De nouveaux massacres en Côte d'Ivoire

(Radio France © France Info)

Plus d'une centaine de nouveaux corps ont été découverts, ces dernières heures, en trois endroits distincts, dans l'ouest du pays, selon l'ONU. Des massacres ethniques, encore... perpétrés semble-t-il par des mercenaires libériens. _ L'ONU demande désormais, très officiellement, l'ouverture de corridors humanitaires. Les réfugiés, déplacés, sont de plus en plus nombreux dans le pays...

Catastrophe humanitaire en vue en Côte d'Ivoire. Les déplacés sont de plus en plus nombreux, les humanitaires sont débordés et, au hasard de leurs missions, font de bien macabres découvertes...

Ce matin, c'est le Haut commissariat de l'ONU aux droits de l'Homme qui a révélé que plus d'une centaine de corps avaient été trouvés ces dernières 24 heures dans trois endroits de l'ouest du pays.

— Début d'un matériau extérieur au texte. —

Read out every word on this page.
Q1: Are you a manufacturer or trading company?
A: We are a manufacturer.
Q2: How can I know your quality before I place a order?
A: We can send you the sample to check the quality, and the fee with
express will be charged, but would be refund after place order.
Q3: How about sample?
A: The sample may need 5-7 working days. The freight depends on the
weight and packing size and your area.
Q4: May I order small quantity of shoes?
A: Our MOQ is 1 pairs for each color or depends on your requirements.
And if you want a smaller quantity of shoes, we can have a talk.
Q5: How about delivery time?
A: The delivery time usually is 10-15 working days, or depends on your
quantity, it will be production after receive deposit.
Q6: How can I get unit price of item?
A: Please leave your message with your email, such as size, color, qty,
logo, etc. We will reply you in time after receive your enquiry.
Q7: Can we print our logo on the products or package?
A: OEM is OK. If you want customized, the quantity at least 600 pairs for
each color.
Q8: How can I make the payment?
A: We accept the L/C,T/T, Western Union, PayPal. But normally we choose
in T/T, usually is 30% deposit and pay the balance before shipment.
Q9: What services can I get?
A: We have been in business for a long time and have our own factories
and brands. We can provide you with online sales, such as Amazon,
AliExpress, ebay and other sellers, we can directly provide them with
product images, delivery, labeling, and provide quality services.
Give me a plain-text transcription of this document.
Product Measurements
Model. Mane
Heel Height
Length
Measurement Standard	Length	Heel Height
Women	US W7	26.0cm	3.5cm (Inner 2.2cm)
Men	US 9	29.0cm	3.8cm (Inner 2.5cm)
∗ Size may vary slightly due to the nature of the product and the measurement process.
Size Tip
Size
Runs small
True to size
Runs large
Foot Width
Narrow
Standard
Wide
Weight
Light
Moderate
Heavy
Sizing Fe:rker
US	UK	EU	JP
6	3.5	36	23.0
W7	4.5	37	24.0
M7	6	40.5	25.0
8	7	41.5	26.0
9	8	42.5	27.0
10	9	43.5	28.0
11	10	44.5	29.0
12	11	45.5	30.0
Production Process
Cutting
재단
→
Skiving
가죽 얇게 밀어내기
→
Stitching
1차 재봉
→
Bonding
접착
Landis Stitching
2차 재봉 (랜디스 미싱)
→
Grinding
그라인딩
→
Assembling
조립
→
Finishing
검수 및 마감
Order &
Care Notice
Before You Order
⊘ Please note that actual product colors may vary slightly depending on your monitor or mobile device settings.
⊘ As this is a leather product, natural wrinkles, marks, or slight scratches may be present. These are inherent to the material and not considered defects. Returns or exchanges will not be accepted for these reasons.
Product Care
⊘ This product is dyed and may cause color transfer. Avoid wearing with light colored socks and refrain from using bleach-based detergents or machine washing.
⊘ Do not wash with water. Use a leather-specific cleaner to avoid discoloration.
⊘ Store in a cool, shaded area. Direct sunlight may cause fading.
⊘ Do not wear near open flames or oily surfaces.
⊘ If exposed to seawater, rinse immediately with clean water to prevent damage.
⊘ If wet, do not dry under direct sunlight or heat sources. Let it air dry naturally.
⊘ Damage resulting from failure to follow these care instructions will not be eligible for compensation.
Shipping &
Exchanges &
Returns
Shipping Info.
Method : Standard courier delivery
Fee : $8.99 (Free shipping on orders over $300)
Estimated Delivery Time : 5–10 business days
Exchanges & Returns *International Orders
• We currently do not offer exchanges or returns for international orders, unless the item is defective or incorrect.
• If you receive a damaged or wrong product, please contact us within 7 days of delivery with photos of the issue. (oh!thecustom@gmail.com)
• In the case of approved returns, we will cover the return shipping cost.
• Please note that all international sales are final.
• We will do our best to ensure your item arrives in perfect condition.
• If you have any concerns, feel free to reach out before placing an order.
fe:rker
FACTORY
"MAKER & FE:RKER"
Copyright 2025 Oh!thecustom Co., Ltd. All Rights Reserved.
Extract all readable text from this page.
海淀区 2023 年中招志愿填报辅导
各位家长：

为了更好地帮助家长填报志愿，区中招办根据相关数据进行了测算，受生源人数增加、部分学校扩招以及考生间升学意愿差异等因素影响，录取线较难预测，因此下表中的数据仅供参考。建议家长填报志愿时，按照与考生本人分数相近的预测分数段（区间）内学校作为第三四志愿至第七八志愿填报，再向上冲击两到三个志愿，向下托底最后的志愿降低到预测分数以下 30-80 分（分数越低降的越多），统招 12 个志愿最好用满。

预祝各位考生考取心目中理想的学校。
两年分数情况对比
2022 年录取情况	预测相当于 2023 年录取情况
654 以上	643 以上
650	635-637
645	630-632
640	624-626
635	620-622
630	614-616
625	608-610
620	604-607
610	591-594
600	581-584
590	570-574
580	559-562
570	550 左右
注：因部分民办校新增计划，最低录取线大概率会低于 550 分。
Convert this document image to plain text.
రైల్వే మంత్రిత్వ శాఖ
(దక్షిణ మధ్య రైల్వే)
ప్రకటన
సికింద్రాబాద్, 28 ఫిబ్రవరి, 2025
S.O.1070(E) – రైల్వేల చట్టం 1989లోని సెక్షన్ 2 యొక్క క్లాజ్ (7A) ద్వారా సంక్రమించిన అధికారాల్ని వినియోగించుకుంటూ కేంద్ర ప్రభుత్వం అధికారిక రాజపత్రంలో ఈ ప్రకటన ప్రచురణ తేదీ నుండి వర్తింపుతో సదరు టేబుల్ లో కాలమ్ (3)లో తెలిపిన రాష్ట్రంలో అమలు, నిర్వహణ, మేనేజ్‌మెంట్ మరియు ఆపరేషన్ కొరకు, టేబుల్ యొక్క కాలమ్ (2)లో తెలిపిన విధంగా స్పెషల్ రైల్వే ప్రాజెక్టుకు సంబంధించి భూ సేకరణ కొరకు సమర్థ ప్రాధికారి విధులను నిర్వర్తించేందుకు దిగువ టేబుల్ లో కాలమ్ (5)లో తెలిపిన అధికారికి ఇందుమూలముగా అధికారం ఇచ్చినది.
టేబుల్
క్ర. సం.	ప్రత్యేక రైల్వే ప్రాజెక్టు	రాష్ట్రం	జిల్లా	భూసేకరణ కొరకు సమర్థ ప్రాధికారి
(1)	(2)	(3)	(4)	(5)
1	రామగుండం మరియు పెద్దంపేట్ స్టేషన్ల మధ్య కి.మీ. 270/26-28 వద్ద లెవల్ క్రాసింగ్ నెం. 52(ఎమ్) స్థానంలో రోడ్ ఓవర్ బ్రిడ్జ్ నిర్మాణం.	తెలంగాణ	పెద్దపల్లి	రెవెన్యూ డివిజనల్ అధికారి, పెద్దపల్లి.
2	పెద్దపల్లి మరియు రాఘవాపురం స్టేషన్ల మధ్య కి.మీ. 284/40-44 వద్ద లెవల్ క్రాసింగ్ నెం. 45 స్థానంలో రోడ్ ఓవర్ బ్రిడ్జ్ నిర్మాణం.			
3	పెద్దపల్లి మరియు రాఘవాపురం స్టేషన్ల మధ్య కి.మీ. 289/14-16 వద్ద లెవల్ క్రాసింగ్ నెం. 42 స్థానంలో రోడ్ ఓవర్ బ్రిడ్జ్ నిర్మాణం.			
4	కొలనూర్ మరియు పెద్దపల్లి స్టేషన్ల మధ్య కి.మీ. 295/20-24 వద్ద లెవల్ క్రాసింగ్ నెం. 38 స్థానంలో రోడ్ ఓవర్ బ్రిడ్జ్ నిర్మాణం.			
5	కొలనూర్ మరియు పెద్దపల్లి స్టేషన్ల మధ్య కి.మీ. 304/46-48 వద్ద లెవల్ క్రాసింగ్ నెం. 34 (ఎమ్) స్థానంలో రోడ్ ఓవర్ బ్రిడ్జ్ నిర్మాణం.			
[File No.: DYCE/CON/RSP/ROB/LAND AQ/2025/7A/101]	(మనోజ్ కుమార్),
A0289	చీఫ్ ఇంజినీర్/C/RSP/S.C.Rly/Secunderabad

A Duékoué encore, un peu plus à l'ouest à Bloléquin, et à Guiglo.

Son porte-parole, Rupert Colville, précise qu'il s'agit vraisemblablement de massacres perpétrés par des mercenaires libériens. “Tous ces incidents semblent être au moins partiellement motivés par des raisons ethniques”. “Certaines des victimes semblent avoir été brûlées vives et certaines personnes semblent avoir été jetées dans un puits”, ajoute-t-il.

Face à cette flambée de violences, les agences humanitaires de l'ONU demandent désormais que des corridors humanitaires soient ouverts en Côte d'Ivoire, pour avoir accès aux milliers de personnes qui fuient.
_ Combien sont-ils, ces déplacés ? Au moins 70.000 rien qu'à Abidjan, selon l'ONU. Et l'accès y est difficile et dangereux. Dans l'ouest du pays, les humanitaires sont déjà venus en aide à près de 90.000 personnes.

Le Programme alimentaire mondial indique avoir distribué des vivres pour six jours à Duékoué, et prévoit de distribuer de l'aide à 30.000 personnes dans la région de Danané, toujours dans l'ouest, et à 20.000 autres à Bouaké, Bouna, Korhogo au nord, et Tiébissou au centre.